Además, varias mujeres reportaron excesos en las requisas corporales que les hacen: “11 de las 12 mujeres que registraron los formatos de la Comisión en el COJAM Jamundí reportaron haber sufrido o haber atestiguado inspecciones corporales intrusivas, mientras que 7 de ellas reportaron actos de destrucción de sus elementos personales durante los procedimientos de requisa de su celda. En el EC Pedregal, 5 de las 12 mujeres consultadas reportaron haber conocido o sufrido situaciones de abuso durante los procedimientos de inspección corporal y la destrucción de sus pertenencias personales”, dice el informe.

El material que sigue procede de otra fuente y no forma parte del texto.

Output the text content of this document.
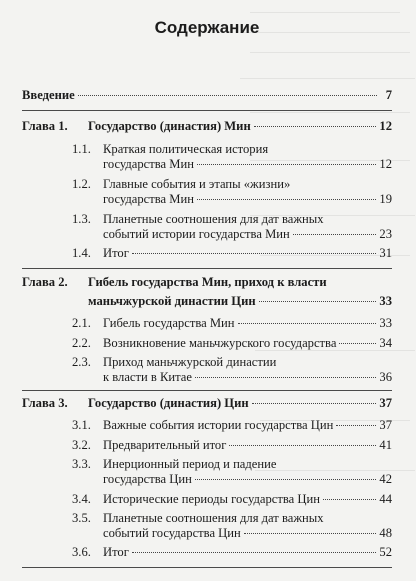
Содержание
Введение	7
Глава 1.	Государство (династия) Мин	12
1.1. Краткая политическая история
государства Мин	12
1.2. Главные события и этапы «жизни»
государства Мин	19
1.3. Планетные соотношения для дат важных
событий истории государства Мин	23
1.4. Итог	31
Глава 2. Гибель государства Мин, приход к власти
маньчжурской династии Цин	33
2.1. Гибель государства Мин	33
2.2. Возникновение маньчжурского государства	34
2.3. Приход маньчжурской династии
к власти в Китае	36
Глава 3.	Государство (династия) Цин	37
3.1. Важные события истории государства Цин	37
3.2. Предварительный итог	41
3.3. Инерционный период и падение
государства Цин	42
3.4. Исторические периоды государства Цин	44
3.5. Планетные соотношения для дат важных
событий государства Цин	48
3.6. Итог	52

Pero tampoco hay herramientas para que los internos denuncien estos abusos. “Para la Comisión, la falta de mecanismos efectivos para recibir estas denuncias de manera independiente al Inpec y la falta de investigaciones penales o disciplinarias efectivas en casos de tortura y tratos crueles, inhumanos y degradantes constituye uno de los problemas centrales para garantizar la dignidad humana en los centros de reclusión del país. Esto se agrava si se tiene en cuenta que, por las condiciones de la reclusión, las personas víctima de estos hechos pueden no denunciar por miedo a represalias o amenazas, con lo cual están desprotegidas frente a la victimización y carecen de una garantía real de sus derechos”, añaden los expertos.